Davis grew up in Hudson and graduated from Bishop Guertin High School in Nashua. He studied engineering at Northeastern University in Boston and in fact became a professional in the field, designing train stations down there.
But, through the years, Davis never forgot those days in the kitchen, where his mother and grandmother taught him how to bake. The smell of warm cookies and powered sugar remain palpable in his mind.
Then his two children noticed how happy their dad was when he baked, as compared to the suit-and-tie dad, the engineer. They said something to him.

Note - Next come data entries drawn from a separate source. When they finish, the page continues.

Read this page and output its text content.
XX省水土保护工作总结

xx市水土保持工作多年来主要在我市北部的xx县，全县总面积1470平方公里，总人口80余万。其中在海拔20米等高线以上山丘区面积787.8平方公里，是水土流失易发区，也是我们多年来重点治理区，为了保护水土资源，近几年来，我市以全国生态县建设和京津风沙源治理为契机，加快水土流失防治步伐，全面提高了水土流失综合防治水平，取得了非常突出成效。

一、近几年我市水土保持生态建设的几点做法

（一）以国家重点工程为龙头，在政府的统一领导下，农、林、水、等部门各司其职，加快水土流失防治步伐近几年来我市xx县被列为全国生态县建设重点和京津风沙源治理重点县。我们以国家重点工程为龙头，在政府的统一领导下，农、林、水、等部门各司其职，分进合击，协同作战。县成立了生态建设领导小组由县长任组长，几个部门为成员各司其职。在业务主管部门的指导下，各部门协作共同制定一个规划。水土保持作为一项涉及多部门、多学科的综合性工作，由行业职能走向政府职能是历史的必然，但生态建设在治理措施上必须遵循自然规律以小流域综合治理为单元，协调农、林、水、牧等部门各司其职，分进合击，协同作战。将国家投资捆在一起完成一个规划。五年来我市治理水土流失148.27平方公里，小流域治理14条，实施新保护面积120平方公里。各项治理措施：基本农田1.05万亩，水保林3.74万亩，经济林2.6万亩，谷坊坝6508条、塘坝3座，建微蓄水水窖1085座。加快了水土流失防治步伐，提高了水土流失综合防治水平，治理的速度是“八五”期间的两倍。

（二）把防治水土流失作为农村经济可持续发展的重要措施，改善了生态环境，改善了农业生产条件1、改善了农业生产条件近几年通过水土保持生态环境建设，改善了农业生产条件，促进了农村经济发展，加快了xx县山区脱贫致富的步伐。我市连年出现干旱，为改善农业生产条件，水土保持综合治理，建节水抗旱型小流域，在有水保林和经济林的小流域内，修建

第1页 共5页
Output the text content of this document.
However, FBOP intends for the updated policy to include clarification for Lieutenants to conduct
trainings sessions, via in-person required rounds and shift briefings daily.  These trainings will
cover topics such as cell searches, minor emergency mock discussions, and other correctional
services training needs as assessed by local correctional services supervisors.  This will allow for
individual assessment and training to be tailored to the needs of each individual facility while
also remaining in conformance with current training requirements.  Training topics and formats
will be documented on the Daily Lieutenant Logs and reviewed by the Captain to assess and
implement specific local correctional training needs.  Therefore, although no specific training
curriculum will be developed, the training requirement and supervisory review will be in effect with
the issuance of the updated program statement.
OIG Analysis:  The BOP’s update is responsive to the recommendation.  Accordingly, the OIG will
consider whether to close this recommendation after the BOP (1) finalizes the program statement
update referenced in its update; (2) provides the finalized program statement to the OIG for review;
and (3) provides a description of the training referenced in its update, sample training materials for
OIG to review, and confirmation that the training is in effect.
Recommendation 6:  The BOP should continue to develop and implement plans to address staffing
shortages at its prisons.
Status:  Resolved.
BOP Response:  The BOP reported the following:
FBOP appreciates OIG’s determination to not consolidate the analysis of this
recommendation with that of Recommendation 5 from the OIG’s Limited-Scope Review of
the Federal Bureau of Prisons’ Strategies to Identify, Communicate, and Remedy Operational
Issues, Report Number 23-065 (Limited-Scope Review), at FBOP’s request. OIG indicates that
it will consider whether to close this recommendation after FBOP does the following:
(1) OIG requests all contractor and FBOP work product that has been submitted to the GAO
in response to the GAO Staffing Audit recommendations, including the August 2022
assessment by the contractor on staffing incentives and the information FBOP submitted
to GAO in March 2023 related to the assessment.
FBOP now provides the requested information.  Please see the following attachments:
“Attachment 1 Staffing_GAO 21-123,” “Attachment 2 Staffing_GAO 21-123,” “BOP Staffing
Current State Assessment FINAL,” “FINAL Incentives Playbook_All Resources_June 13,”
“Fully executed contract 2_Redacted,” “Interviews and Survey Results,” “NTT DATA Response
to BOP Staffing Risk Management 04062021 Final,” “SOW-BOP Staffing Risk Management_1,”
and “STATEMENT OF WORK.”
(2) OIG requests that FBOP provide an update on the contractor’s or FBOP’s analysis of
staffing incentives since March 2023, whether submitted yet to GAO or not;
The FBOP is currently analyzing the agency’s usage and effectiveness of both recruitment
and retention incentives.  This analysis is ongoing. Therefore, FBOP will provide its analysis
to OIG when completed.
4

“The way to get away from engineering was baking, and I wanted to do that on a large scale,” Davis said. “My kids encouraged me to take the next step. They encouraged me to bake at home, and I baked everything. They could see how excited I was, but I never thought about taking that next step.”
At the time, Davis was supplying Curry with cookies, cakes and pies for Curry’s catering service in Boston. They fell in love and saw something up ahead, on the horizon.
“It was easier from a community standpoint to come to New Hampshire,” Davis said. “What drew us to Manchester was it was eclectic and diverse.”
First, they opened a restaurant, a similar style to Southern Eatery, in Manchester. Who knew the Granite State was receiving a cook from Louisiana? But it did, bringing, as Curry told me, “the only food that is unique to the United States. Most of the others come from other cuisine that is based in Europe, in Spain or France. The food is a melting pot of different things. Many cultures that make up one dish.”
He gave credit to his grandmothers, Ruthie May and Martha Sullivan. He said he held onto their apron strings in Baton Rouge, learning everything he could about rice and chicken and crawfish and gumbo.
Sullivan, the matriarch and leader of the family, was known as Madear, a term of endearment and respect reserved for those held in extreme reverence only.
Poof. Curry had his name. “She was sweet as pie,” Curry told me, “and I learned a lot from her.”
He said the name came to him quickly. Madear showed her grandson how to make fried chicken, gumbo, Jambalaya, those things you already know something about and can pronounce.
Then came a dish from Mars. Baton Rouge, actually, something that had to be spelled for me three times and pronounced another three times. This is N’awlins stuff.
Etouffee?
“A light sauce with crawfish,” Curry said, “served over rice.”
He’s called crawfish “mudbugs” since childhood. He cleaned toilets at Burger King as a kid. He was a beverage manager, a server, a bartender, at a bar owned by his mother. He’d cook and do dishes. Owning a restaurant seeped into his DNA.
Curry and Davis ran their catering/bakery business in Boston for seven years. They opened a Madear’s in Manchester, citing its diversity and eclectic vibe.
Now they’re here, a more rural and folksy environment with more space to breathe. They’re in love and combining their loves, and they think it’s a winning formula that will create a long shelf life.
Like a fluffernutter.
“We both had good childhoods,” Curry said. “Cooking, baking, Sunday dinners with family, community. That’s the way we ate and lived, and it’s what we’re trying to do with Madear’s.”